Travel journalist Tidwell (Amazon Stranger, 1996, etc.) takes a lingering, eye-opening look at the bayous and marshlands of West Louisiana.
Initially intent on documenting the lifestyles and mores of today’s Cajuns, heirs of the French settlers known as Acadians who were tragically uprooted from maritime Canada in the 1750s by the conquering British, the author discovers more than predictable nostalgia for an oft-probed, fading tradition. With their boats, nets, and bayou camps, he realizes, these proudly stubborn people are essentially feeding America by delivering more shrimp, crab, and other seafood than any other region, or even several combined. But with their culture slip-sliding away, Tidwell finds many Cajuns strangely resigned to an even more disturbing fact: the actual ground they live on is disappearing into the Gulf of Mexico at the rate of 25 square miles (roughly the size of Manhattan) per year.

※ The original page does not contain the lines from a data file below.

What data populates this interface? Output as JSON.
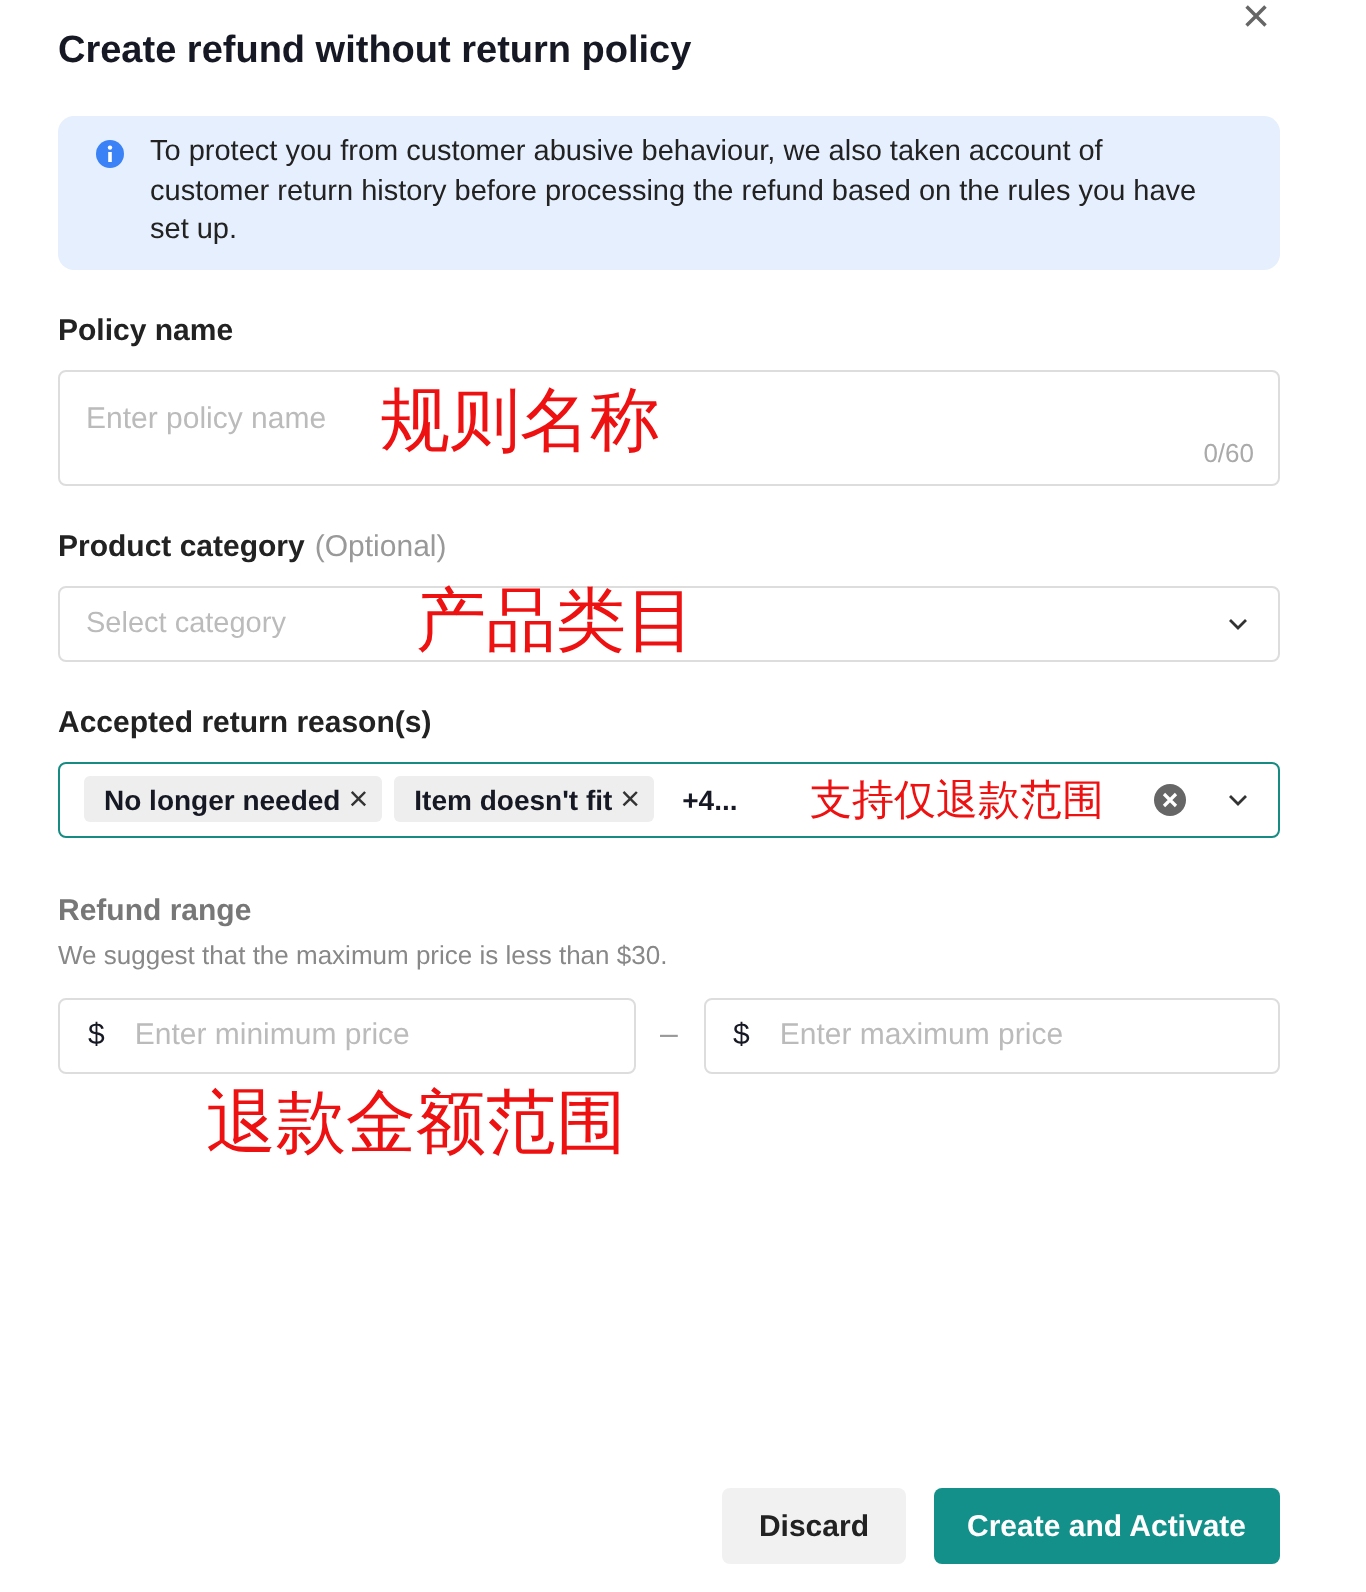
{
  "dialog": {
    "title": "Create refund without return policy",
    "close": "×"
  },
  "notice": {
    "text": "To protect you from customer abusive behaviour, we also taken account of customer return history before processing the refund based on the rules you have set up."
  },
  "policy_name": {
    "label": "Policy name",
    "placeholder": "Enter policy name",
    "counter": "0/60",
    "annotation": "规则名称"
  },
  "product_category": {
    "label": "Product category",
    "optional": "(Optional)",
    "placeholder": "Select category",
    "annotation": "产品类目"
  },
  "return_reasons": {
    "label": "Accepted return reason(s)",
    "tags": [
      {
        "label": "No longer needed",
        "remove": "×"
      },
      {
        "label": "Item doesn't fit",
        "remove": "×"
      }
    ],
    "more": "+4...",
    "annotation": "支持仅退款范围"
  },
  "refund_range": {
    "label": "Refund range",
    "hint": "We suggest that the maximum price is less than $30.",
    "currency": "$",
    "min_placeholder": "Enter minimum price",
    "separator": "–",
    "max_placeholder": "Enter maximum price",
    "annotation": "退款金额范围"
  },
  "buttons": [
    {
      "label": "Discard",
      "kind": "secondary"
    },
    {
      "label": "Create and Activate",
      "kind": "primary"
    }
  ]
}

The more he grows unabashedly enamored of the Cajuns’ work ethic, their good-humored, independent nature, and welcoming rituals in which ambrosial gumbos seemingly appear out of thin air, the more exercised he becomes over the idea that nobody seems to care (e.g., the national media isn’t reporting) that a unique American resource is literally going down the drain. In between night jaunts down the bayou to the shrimping “battleground” when the spring tides turn, the author looks for straight answers from the experts. It’s no surprise that decades of containing the Mississippi’s flood waters with increasingly massive levees has shut down the natural delta-forming mechanism; add a crazy-quilt of oil company pipelines, each with an attendant canal, and the marshland’s death sentence is final. Tidwell won’t quit until he finds a plan, and while there’s some hope for reversal, it’s arguable that this can be pulled off, even with massive Federal aid, in a state where political payoffs are a cottage industry.
First-rate report from a land even environmentalists forgot.